Алексей встал с кровати и накинул свою егерскую куртку на плечи.

– Заботит, – проговорил он глухим голосом. – Я тебя понимаю, ты одна, с детьми и сильно устала. Я все понимаю, но извини, Катарина, по-другому никак не могу. Ты и сама знала, за кого выходишь замуж. И то, что я смогу быть всегда рядом с тобой, – я такого не обещал. Сейчас идет война, и многие офицеры долгими годами свои семьи вообще не видят. А кому-то и вовсе их даже не суждено будет увидеть. Мы ведь буквально чудом смогли вырваться с ребятами на вот эти три месяца.

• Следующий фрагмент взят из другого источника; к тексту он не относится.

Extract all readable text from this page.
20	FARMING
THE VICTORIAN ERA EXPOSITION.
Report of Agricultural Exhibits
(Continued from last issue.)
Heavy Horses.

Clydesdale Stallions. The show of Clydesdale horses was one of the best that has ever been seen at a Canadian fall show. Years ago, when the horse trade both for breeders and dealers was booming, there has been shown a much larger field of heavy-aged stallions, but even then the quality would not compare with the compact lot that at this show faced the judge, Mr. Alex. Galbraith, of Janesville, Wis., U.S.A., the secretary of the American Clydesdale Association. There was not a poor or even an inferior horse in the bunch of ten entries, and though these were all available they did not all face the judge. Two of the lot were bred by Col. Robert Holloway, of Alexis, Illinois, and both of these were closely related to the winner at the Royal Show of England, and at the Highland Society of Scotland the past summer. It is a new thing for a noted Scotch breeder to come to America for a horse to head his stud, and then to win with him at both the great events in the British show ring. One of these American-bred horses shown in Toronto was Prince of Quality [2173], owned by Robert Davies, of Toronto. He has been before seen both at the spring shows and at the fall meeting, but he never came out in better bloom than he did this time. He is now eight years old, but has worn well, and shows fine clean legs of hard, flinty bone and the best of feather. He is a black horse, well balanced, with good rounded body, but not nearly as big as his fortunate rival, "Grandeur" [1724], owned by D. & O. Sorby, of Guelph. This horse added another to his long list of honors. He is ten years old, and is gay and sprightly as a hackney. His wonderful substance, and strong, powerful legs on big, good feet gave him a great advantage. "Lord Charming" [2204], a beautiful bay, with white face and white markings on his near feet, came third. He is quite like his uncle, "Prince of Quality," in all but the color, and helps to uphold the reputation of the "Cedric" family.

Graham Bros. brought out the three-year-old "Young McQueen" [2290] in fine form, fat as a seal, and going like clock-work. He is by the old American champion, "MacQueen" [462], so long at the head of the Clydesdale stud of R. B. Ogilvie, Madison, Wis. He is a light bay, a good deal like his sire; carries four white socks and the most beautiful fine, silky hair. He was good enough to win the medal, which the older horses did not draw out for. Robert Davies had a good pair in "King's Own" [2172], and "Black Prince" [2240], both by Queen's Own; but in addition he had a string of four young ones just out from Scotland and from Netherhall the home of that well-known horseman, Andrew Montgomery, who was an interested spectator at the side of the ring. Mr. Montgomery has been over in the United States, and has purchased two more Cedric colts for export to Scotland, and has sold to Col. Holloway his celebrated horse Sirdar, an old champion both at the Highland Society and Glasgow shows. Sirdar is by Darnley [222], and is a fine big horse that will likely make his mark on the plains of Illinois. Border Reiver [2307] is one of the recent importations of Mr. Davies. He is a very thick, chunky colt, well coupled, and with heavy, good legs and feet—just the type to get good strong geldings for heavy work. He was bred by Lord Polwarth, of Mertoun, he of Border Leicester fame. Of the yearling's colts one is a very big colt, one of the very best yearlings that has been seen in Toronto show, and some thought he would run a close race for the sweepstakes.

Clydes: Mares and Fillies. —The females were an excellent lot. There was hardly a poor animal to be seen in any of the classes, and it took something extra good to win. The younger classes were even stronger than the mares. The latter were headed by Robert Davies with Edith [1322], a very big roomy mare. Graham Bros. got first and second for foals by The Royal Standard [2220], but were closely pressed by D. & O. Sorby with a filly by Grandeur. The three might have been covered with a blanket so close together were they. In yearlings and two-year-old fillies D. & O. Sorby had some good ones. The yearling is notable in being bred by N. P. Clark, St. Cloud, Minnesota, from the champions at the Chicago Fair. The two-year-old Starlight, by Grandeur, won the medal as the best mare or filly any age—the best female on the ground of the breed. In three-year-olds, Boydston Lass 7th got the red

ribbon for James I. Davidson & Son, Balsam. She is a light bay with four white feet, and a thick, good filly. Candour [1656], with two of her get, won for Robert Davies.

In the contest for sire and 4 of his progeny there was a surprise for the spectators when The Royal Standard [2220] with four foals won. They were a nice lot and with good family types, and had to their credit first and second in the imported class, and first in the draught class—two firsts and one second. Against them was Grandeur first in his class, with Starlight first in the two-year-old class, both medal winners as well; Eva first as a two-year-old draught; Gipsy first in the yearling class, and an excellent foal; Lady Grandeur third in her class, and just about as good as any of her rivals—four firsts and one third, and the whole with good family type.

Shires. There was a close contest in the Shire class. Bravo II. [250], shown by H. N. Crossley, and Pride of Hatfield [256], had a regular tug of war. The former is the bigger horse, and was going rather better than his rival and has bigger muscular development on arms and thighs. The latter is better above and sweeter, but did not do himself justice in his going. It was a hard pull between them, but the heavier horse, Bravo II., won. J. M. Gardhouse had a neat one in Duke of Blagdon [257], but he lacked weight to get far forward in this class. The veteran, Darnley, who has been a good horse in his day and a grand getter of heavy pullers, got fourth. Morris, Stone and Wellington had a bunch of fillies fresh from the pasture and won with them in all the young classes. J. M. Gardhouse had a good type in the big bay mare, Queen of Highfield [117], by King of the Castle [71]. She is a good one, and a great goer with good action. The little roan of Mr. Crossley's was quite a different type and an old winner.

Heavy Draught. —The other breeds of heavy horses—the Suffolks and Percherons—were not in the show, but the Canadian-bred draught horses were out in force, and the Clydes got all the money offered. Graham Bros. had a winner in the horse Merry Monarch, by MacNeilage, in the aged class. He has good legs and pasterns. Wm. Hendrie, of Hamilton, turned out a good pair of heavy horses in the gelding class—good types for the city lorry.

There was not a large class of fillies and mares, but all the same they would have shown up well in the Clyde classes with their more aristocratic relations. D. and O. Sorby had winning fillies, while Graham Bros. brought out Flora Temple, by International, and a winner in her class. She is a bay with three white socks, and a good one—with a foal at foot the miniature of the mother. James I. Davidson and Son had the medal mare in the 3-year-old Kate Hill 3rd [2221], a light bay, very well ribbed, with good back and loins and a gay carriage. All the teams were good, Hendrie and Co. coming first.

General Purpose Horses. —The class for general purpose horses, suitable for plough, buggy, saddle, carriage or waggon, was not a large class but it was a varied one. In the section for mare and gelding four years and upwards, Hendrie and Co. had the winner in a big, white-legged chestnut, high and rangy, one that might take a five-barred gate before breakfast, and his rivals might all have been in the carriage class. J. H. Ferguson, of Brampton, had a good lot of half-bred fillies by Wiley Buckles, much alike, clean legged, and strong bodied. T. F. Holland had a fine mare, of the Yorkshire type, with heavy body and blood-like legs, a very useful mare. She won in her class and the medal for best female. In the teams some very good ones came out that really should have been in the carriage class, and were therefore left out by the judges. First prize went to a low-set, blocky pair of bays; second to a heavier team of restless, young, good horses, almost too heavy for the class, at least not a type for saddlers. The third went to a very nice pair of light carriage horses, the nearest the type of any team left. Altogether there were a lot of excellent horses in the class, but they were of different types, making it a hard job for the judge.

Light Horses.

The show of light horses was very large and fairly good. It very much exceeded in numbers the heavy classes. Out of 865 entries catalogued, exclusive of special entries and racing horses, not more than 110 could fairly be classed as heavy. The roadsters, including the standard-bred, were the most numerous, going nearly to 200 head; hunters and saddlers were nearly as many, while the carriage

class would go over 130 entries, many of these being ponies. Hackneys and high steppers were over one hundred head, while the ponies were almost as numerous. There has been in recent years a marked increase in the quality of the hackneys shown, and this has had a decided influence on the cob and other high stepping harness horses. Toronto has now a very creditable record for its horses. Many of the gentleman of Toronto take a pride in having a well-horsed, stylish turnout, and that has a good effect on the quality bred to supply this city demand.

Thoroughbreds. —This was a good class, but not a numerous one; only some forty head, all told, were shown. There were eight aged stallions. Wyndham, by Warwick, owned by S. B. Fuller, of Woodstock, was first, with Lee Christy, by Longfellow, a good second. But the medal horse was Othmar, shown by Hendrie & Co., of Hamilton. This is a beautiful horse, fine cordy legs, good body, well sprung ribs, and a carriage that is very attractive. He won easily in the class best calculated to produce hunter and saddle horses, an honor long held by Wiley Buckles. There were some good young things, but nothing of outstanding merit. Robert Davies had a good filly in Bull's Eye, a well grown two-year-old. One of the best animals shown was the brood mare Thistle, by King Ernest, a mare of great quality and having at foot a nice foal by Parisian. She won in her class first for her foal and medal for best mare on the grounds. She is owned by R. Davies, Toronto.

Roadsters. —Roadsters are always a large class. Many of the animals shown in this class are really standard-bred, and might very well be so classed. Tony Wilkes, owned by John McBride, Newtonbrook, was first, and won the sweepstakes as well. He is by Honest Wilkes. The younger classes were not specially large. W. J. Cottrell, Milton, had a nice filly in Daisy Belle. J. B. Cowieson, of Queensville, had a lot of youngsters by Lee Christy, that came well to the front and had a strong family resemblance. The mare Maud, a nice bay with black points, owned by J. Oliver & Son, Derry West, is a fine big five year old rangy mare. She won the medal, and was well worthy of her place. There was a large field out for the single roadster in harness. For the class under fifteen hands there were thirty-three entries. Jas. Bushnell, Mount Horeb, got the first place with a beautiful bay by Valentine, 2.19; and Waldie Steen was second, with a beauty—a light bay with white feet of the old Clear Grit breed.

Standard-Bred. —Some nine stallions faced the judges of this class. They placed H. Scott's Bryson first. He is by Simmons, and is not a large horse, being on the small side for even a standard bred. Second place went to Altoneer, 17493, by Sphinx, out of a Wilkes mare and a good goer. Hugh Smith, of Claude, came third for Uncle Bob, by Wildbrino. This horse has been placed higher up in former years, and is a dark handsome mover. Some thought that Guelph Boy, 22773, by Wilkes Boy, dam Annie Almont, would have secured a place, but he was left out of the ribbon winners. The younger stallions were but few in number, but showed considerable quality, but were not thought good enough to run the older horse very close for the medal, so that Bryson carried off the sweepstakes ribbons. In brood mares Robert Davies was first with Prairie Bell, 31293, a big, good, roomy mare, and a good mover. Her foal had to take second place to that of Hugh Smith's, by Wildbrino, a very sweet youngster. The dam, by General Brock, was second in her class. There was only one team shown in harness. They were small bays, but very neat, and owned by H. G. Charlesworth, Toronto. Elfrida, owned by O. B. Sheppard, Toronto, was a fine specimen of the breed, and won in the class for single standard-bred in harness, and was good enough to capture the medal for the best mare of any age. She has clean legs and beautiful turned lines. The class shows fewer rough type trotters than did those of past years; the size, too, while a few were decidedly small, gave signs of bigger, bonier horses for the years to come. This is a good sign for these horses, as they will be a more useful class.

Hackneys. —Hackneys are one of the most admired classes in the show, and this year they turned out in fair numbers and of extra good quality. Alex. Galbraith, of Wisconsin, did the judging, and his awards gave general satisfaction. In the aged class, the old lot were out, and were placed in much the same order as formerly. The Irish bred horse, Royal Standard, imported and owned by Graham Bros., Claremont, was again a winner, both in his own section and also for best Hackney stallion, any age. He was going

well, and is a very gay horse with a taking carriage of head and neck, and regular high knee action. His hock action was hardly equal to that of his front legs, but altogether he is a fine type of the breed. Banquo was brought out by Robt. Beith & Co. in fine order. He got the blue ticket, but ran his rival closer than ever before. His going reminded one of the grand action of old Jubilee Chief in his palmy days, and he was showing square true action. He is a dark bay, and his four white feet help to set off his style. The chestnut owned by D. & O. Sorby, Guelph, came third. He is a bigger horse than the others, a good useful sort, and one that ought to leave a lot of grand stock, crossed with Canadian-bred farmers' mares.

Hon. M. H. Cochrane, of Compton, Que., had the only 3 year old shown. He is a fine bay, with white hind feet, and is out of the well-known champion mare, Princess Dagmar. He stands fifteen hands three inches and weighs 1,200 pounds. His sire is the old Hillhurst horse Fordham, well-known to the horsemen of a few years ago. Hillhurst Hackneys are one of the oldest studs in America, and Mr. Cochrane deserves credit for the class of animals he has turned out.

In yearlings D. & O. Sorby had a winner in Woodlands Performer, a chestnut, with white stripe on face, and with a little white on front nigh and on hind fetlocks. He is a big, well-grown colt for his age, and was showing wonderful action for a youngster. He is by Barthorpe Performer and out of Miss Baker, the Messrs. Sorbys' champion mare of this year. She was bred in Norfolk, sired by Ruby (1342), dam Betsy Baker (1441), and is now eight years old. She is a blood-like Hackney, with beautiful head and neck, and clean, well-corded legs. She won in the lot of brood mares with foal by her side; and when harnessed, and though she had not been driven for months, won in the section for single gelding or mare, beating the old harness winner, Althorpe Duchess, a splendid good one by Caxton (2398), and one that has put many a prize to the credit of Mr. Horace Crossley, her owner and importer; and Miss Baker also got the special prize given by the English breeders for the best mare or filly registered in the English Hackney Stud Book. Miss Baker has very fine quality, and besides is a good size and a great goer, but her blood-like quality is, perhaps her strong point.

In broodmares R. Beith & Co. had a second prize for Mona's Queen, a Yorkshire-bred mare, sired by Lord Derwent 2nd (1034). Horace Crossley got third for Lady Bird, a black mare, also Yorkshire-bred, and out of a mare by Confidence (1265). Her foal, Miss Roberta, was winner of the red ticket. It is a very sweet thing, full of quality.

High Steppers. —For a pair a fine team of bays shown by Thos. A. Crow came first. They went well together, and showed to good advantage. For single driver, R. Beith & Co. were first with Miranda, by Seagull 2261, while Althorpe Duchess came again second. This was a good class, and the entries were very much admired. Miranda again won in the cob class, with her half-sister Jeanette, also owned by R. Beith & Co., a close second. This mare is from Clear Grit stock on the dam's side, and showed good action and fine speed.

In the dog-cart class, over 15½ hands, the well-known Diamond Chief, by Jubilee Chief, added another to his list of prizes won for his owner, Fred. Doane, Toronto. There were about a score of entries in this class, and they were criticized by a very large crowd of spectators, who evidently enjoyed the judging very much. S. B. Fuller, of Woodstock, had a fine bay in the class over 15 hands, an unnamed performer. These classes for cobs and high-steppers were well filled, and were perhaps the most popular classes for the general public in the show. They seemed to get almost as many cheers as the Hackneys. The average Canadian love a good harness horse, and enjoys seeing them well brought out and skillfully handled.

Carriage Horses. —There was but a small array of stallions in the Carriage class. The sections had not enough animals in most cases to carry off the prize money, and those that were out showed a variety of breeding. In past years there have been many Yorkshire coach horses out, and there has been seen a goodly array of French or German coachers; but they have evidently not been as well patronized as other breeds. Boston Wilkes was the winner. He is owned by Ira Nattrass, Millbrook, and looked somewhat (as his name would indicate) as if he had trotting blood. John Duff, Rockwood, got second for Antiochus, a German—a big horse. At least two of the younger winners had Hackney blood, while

Лешка вздохнул и пошел к двери.

– Прости, прости меня, Лешенька. – Катарина в одной ночной рубашке выскочила из кровати и, схватив мужа за плечи, прижалась к нему всем телом. – Прости меня, дуру, я так волнуюсь за тебя, я каждую ночь молюсь, чтобы пуля мимо пролетела, чтобы османский клинок на тебя не поднялся. Ты пообещай мне, хороший мой, что скоро вернешься! Что ты обязательно будешь живым!

– Все, все, моя любовь, я обещаю. – Лешка крепко прижал к себе дрожащую Катарину. – Вытри слезы. Я обязательно к тебе вернусь, ты, главное, верь в это, ты только верь мне и жди.

* * *

За три дня до убытия егерской команды в Николаев прикатили из Херсона Войновичи.